Value is a Mirror
How do you value your art, or more importantly how do you value yourself? Artists go through this self examination every time they put themselves forward to exhibit or sell a piece of art.
Value can be fickle, it can be determined by market scarcity. Whole fortunes were won and lost by the perceived value of a tulip bulb in the Dutch ‘tulip mania’ of the 17th century.
Value can also be inflated. Dada artist Marcel Duchamp submitted an upside down men’s urinal for an exhibition titled it Fountain and signed and dated it under the pseudonym R Mutt, 1917. When it was rejected for the exhibition, he went on to defend it in a publication he started called Blindman
“Whether Mr Mutt with his own hands made the fountain has no importance. He CHOSE it. He took an ordinary article of life, placed it so that its useful significance disappeared under the new title and point of view – created a new thought for that object.”
This was a pivot moment in the history of art. Duchamp later went on to famously say “If I call it art, it’s art.”
So is art all in the eye of the beholder? Duchamp’s ‘readymades’ paved the way for artists to disrupt the narrative around what can be considered to be art.
Successions of artists after this continued to push out the boundaries. Andy Warhol’s’ Campbell’s Soup Cans, exhibited in 1962 was an installation of 32 painted canvases of Campbell’s 32 varieties of soups hung together as if they were soup cans stacked on shelves. The banal becomes extraordinary and worthy as art.
Nowadays artists know that if you elevate the status of an artwork, put it in a frame, exhibit it on a plinth, create a story around it with an intriguing title, you draw the viewers’ attention to your art.
Placement and position can also be important. In the time when fireplaces were the central feature of a home, hanging a piece of art over the fireplace or exhibiting it on the mantlepiece gave it an importance.

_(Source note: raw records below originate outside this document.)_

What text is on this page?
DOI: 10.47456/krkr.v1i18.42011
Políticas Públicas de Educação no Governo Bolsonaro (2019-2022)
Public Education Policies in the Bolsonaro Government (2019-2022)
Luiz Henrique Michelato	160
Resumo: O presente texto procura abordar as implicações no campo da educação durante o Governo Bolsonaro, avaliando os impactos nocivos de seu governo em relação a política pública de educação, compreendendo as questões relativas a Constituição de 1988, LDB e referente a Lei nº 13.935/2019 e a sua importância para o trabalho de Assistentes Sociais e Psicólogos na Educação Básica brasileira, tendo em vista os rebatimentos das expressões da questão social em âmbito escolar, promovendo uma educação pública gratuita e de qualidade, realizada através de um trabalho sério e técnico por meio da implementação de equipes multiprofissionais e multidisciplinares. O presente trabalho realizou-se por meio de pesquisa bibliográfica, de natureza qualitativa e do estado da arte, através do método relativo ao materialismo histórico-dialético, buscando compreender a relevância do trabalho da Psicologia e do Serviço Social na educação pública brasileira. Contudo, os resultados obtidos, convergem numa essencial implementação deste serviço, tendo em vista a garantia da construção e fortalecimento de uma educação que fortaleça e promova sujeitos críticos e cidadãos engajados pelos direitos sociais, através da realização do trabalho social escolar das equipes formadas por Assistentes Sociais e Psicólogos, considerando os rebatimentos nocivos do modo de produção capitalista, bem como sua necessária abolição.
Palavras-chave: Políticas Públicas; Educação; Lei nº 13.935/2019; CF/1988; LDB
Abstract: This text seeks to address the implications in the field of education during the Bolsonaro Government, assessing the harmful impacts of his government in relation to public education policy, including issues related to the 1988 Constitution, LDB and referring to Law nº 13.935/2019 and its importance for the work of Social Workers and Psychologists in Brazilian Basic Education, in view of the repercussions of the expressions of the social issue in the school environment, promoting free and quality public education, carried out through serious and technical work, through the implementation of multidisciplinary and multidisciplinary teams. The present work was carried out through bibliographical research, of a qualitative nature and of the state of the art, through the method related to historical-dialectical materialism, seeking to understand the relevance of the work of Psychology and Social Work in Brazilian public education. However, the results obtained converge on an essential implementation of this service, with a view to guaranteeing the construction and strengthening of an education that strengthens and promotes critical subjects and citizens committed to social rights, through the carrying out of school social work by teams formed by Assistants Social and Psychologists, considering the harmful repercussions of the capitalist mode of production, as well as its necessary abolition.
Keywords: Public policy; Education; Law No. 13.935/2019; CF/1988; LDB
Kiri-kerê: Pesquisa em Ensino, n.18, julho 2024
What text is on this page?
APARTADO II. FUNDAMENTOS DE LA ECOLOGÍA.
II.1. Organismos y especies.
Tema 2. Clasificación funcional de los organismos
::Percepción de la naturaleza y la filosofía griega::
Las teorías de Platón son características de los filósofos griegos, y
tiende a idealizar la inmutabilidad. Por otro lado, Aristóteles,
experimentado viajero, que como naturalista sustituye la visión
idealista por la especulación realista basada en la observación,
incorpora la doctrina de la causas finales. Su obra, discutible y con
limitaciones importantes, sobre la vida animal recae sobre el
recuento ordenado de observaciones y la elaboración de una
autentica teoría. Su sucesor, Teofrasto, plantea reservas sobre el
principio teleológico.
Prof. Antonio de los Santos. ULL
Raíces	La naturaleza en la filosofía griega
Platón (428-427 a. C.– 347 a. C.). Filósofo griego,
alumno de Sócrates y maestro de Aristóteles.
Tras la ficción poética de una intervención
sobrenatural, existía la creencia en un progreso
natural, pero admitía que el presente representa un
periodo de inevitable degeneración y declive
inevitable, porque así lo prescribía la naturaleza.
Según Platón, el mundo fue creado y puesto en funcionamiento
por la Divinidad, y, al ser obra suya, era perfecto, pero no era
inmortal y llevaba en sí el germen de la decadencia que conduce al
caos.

The same is true for exhibitions. Exhibit in a prestigious art show or with artists who you admire and your work takes on the ‘ethos’ of the group.
So then how do you price your artwork, especially when you are starting out? It may have taken you many hours to create, but to charge by the hour for your labour would mean the price would be exorbitant.
When you are first starting out in any profession, you are still learning. Your value as a ‘worker’ is not as high as someone who has been practicing their art or craft for many years. You can often get a cut price deal on a hair cut if it is done by the apprentice. A graduates’ wage is not as high as someone who has been in the job for years.
My first artworks for sale were in a group exhibition where they were all capped at the same price. Easy. That took the pressure off. The first series I exhibited were in a tiny gallery where very few people saw them. When I didn’t sell any pieces, I felt I had failed. I tore them up which then started my collage journey.
The next artworks I exhibited included the price of the framing and a bit more. Some sold, some didn’t. I know now that the more I exhibit, the more I value what I do and why I do it. Some artworks are small so they cost less to produce and their price reflects that. Larger artworks take more time and materials so they are worth more.
Valuing yourself for where you are on your journey means embracing all your perceived ‘failures’ and keeping on going. The more you put your art out into the world, the more you value yourself. Valuing yourself is a practice. And the more you practise your practice, the greater is your value.